SIOUX FALLS, S.D. (KELO) — A vast majority of people diagnosed with COVID-19 survive. The disease, however, has brought some survivors to the brink. Some have dealt with health issues that last well beyond infection.
Conditions taking place weeks or perhaps months past infection are called post-COVID, long COVID or long-haul COVID, according to the Centers for Disease Control and Prevention. 44-year-old Shawn Ericsson of Sioux Falls was diagnosed with COVID-19 in March. Symptoms for him were immediately heavy. He was in the ICU with COVID-19 for two weeks. Then, the day he was intubated, he made some videos.
“I was very confident I was going to make it but I also made videos to everyone for the chance that I didn’t make it, and just kind of those I guess farewells and something that they could hold onto I guess if I didn’t make it,” Ericsson said.
While he did make it, it’s been quite the journey.
“At the worst was certainly right before intubation, and it was just that feeling of really breathing underwater,” Ericsson said.
“He literally communicated by looking at a chart and blinking after we’d say, is it an A, B, C, he’d have to spell things out, he literally couldn’t even lift a finger, he was so much atrophy,” wife Stacia Ericsson said.

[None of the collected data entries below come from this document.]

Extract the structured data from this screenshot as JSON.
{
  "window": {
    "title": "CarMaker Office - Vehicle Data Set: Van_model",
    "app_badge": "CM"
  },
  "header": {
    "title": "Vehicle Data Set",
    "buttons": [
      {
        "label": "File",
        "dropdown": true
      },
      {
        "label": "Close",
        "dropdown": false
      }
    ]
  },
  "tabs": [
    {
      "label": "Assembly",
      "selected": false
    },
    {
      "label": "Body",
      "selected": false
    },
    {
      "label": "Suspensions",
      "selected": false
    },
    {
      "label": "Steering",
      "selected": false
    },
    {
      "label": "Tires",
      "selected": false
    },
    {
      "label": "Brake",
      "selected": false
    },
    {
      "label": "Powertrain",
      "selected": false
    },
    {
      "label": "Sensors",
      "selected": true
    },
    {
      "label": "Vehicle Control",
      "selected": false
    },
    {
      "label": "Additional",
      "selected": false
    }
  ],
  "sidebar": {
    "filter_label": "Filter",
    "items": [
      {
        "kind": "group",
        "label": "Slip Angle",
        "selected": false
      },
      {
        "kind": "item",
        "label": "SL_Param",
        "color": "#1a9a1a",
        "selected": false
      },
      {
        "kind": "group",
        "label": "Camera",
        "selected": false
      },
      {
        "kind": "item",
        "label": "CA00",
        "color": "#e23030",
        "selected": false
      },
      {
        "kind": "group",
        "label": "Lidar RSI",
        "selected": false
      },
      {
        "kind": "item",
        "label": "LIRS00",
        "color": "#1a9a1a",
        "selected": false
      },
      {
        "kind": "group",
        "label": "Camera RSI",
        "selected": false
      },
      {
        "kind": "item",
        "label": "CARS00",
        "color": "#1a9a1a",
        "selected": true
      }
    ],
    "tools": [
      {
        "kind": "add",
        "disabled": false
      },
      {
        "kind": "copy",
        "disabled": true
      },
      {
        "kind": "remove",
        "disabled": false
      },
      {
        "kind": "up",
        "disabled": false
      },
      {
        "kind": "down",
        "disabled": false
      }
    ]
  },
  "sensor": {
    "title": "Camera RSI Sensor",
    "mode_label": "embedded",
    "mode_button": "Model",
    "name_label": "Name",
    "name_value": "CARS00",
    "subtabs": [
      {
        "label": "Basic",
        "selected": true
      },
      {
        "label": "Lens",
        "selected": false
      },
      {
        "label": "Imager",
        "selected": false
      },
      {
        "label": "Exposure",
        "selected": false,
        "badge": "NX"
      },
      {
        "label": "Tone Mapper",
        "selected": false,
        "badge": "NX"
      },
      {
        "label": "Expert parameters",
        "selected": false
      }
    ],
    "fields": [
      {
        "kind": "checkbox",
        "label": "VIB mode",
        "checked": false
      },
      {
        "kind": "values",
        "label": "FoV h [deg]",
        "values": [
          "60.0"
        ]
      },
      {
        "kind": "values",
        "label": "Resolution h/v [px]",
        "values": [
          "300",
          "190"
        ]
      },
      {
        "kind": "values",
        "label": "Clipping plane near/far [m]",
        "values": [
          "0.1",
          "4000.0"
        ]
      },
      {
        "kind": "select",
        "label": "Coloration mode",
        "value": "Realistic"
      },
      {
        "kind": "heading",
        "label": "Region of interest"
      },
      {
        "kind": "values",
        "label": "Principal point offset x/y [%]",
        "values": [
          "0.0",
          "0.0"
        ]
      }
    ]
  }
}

“Learning how to sit up again, learning how to stand, learning how to walk, learning how to step up two inches on a step, all those things were nearly impossible,” Shawn Ericsson said.
Physical therapist Rochelle Wurth worked with Shawn.
“He was using oxygen just for walking,” Wurth said. “At the time when he started he could walk six minutes continuously but had to have oxygen on throughout all that, by the time he was discharged he came in without oxygen.”
“I have to continuously stretch throughout the day … when I wake up, I have to do breathing exercises,” Shawn Ericsson said.
He was in his forties with good health and no preexisting conditions, but COVID-19 dramatically shook his world.
“There’s a lot of people that don’t get through it, and don’t let one of those people be you,” Shawn Ericsson said. “Get the COVID vaccine.”
Now in late November, Shawn marvels at the world he is around to savor.
“The sunsets seem a little prettier, and the sky seems a lot more amazing,” he said.